Item 14 – Client Referrals and Other Compensation
From time to time, Cerity Partners may receive client referrals from both affiliated and unaffiliated parties. In
these circumstances, Cerity Partners may pay that referral source a referral fee in accordance with the
requirements of Rule 206(4)-1 of the Advisers Act and any applicable corresponding state securities law
requirements. Cerity Partners will pay any referral fee solely from its fee. Cerity Partners will not increase the
client’s fee nor impose any additional charge on the client. If the client is introduced to Cerity Partners by an
unaffiliated party, the client will be provided by Cerity Partners with a copy of its Brochure and disclosure of
the nature and terms of the referral including compensation. Any affiliated party of Cerity Partners making a
referral will disclose the nature of the affiliation to the prospective client at the time of the referral and all
prospective clients will be provided with a copy of Cerity Partners’ Brochure.
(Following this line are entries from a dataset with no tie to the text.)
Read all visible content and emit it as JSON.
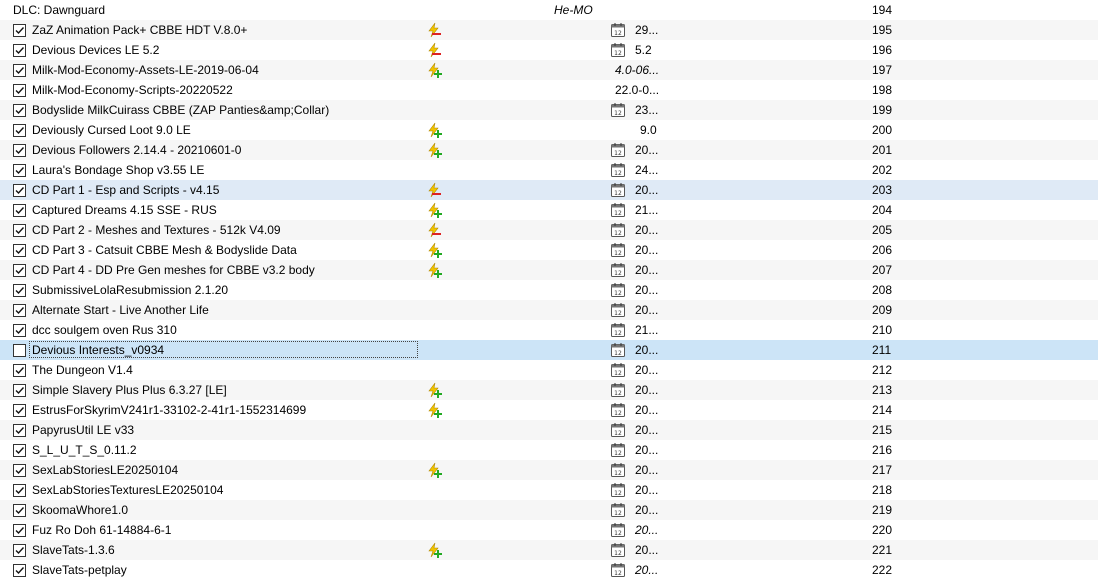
{
  "separator": {
    "name": "DLC: Dawnguard",
    "label": "He-MO",
    "priority": "194"
  },
  "colors": {
    "selected": "#cce4f7",
    "hover": "#dfeaf6",
    "alt": "#f6f6f6"
  },
  "rows": [
    {
      "name": "ZaZ Animation Pack+ CBBE HDT V.8.0+",
      "checked": true,
      "flag": "red",
      "cal": true,
      "version": "29...",
      "priority": "195"
    },
    {
      "name": "Devious Devices LE 5.2",
      "checked": true,
      "flag": "red",
      "cal": true,
      "version": "5.2",
      "priority": "196"
    },
    {
      "name": "Milk-Mod-Economy-Assets-LE-2019-06-04",
      "checked": true,
      "flag": "green",
      "cal": false,
      "version": "4.0-06...",
      "version_italic": true,
      "priority": "197"
    },
    {
      "name": "Milk-Mod-Economy-Scripts-20220522",
      "checked": true,
      "flag": "",
      "cal": false,
      "version": "22.0-0...",
      "priority": "198"
    },
    {
      "name": "Bodyslide MilkCuirass CBBE (ZAP Panties&amp;Collar)",
      "checked": true,
      "flag": "",
      "cal": true,
      "version": "23...",
      "priority": "199"
    },
    {
      "name": "Deviously Cursed Loot 9.0 LE",
      "checked": true,
      "flag": "green",
      "cal": false,
      "version": "9.0",
      "priority": "200"
    },
    {
      "name": "Devious Followers 2.14.4 - 20210601-0",
      "checked": true,
      "flag": "green",
      "cal": true,
      "version": "20...",
      "priority": "201"
    },
    {
      "name": "Laura's Bondage Shop v3.55 LE",
      "checked": true,
      "flag": "",
      "cal": true,
      "version": "24...",
      "priority": "202"
    },
    {
      "name": "CD Part 1 - Esp and Scripts - v4.15",
      "checked": true,
      "flag": "red",
      "cal": true,
      "version": "20...",
      "priority": "203",
      "state": "hi"
    },
    {
      "name": "Captured Dreams 4.15 SSE - RUS",
      "checked": true,
      "flag": "green",
      "cal": true,
      "version": "21...",
      "priority": "204"
    },
    {
      "name": "CD Part 2 - Meshes and Textures - 512k V4.09",
      "checked": true,
      "flag": "red",
      "cal": true,
      "version": "20...",
      "priority": "205"
    },
    {
      "name": "CD Part 3 - Catsuit CBBE Mesh & Bodyslide Data",
      "checked": true,
      "flag": "green",
      "cal": true,
      "version": "20...",
      "priority": "206"
    },
    {
      "name": "CD Part 4 - DD Pre Gen meshes for CBBE v3.2 body",
      "checked": true,
      "flag": "green",
      "cal": true,
      "version": "20...",
      "priority": "207"
    },
    {
      "name": "SubmissiveLolaResubmission 2.1.20",
      "checked": true,
      "flag": "",
      "cal": true,
      "version": "20...",
      "priority": "208"
    },
    {
      "name": "Alternate Start - Live Another Life",
      "checked": true,
      "flag": "",
      "cal": true,
      "version": "20...",
      "priority": "209"
    },
    {
      "name": "dcc soulgem oven Rus 310",
      "checked": true,
      "flag": "",
      "cal": true,
      "version": "21...",
      "priority": "210"
    },
    {
      "name": "Devious Interests_v0934",
      "checked": false,
      "flag": "",
      "cal": true,
      "version": "20...",
      "priority": "211",
      "state": "sel"
    },
    {
      "name": "The Dungeon V1.4",
      "checked": true,
      "flag": "",
      "cal": true,
      "version": "20...",
      "priority": "212"
    },
    {
      "name": "Simple Slavery Plus Plus 6.3.27 [LE]",
      "checked": true,
      "flag": "green",
      "cal": true,
      "version": "20...",
      "priority": "213"
    },
    {
      "name": "EstrusForSkyrimV241r1-33102-2-41r1-1552314699",
      "checked": true,
      "flag": "green",
      "cal": true,
      "version": "20...",
      "priority": "214"
    },
    {
      "name": "PapyrusUtil LE v33",
      "checked": true,
      "flag": "",
      "cal": true,
      "version": "20...",
      "priority": "215"
    },
    {
      "name": "S_L_U_T_S_0.11.2",
      "checked": true,
      "flag": "",
      "cal": true,
      "version": "20...",
      "priority": "216"
    },
    {
      "name": "SexLabStoriesLE20250104",
      "checked": true,
      "flag": "green",
      "cal": true,
      "version": "20...",
      "priority": "217"
    },
    {
      "name": "SexLabStoriesTexturesLE20250104",
      "checked": true,
      "flag": "",
      "cal": true,
      "version": "20...",
      "priority": "218"
    },
    {
      "name": "SkoomaWhore1.0",
      "checked": true,
      "flag": "",
      "cal": true,
      "version": "20...",
      "priority": "219"
    },
    {
      "name": "Fuz Ro Doh 61-14884-6-1",
      "checked": true,
      "flag": "",
      "cal": true,
      "version": "20...",
      "version_italic": true,
      "priority": "220"
    },
    {
      "name": "SlaveTats-1.3.6",
      "checked": true,
      "flag": "green",
      "cal": true,
      "version": "20...",
      "priority": "221"
    },
    {
      "name": "SlaveTats-petplay",
      "checked": true,
      "flag": "",
      "cal": true,
      "version": "20...",
      "version_italic": true,
      "priority": "222"
    }
  ]
}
Cerity Partners receives client referrals from Charles Schwab & Co., Inc. and Charles Schwab Trust Bank
(collectively “Schwab”) through Cerity Partners’ participation in Schwab Advisor Network® and Schwab
Retirement Network (collectively “the Services”). The Services are designed to help investors find an
independent investment advisor. Charles Schwab is a broker-dealer and Charles Schwab Trust Bank is a
Nevada savings bank. Schwab is independent of and unaffiliated with Cerity Partners. Schwab does not
supervise Cerity Partners and has no responsibility for Cerity Partners’ management of clients’ portfolios or
Cerity Partners’ other advice or services. Cerity Partners pays Schwab fees to receive client referrals through
the Service. Cerity Partners’ participation in the Service may raise conflicts of interest described below.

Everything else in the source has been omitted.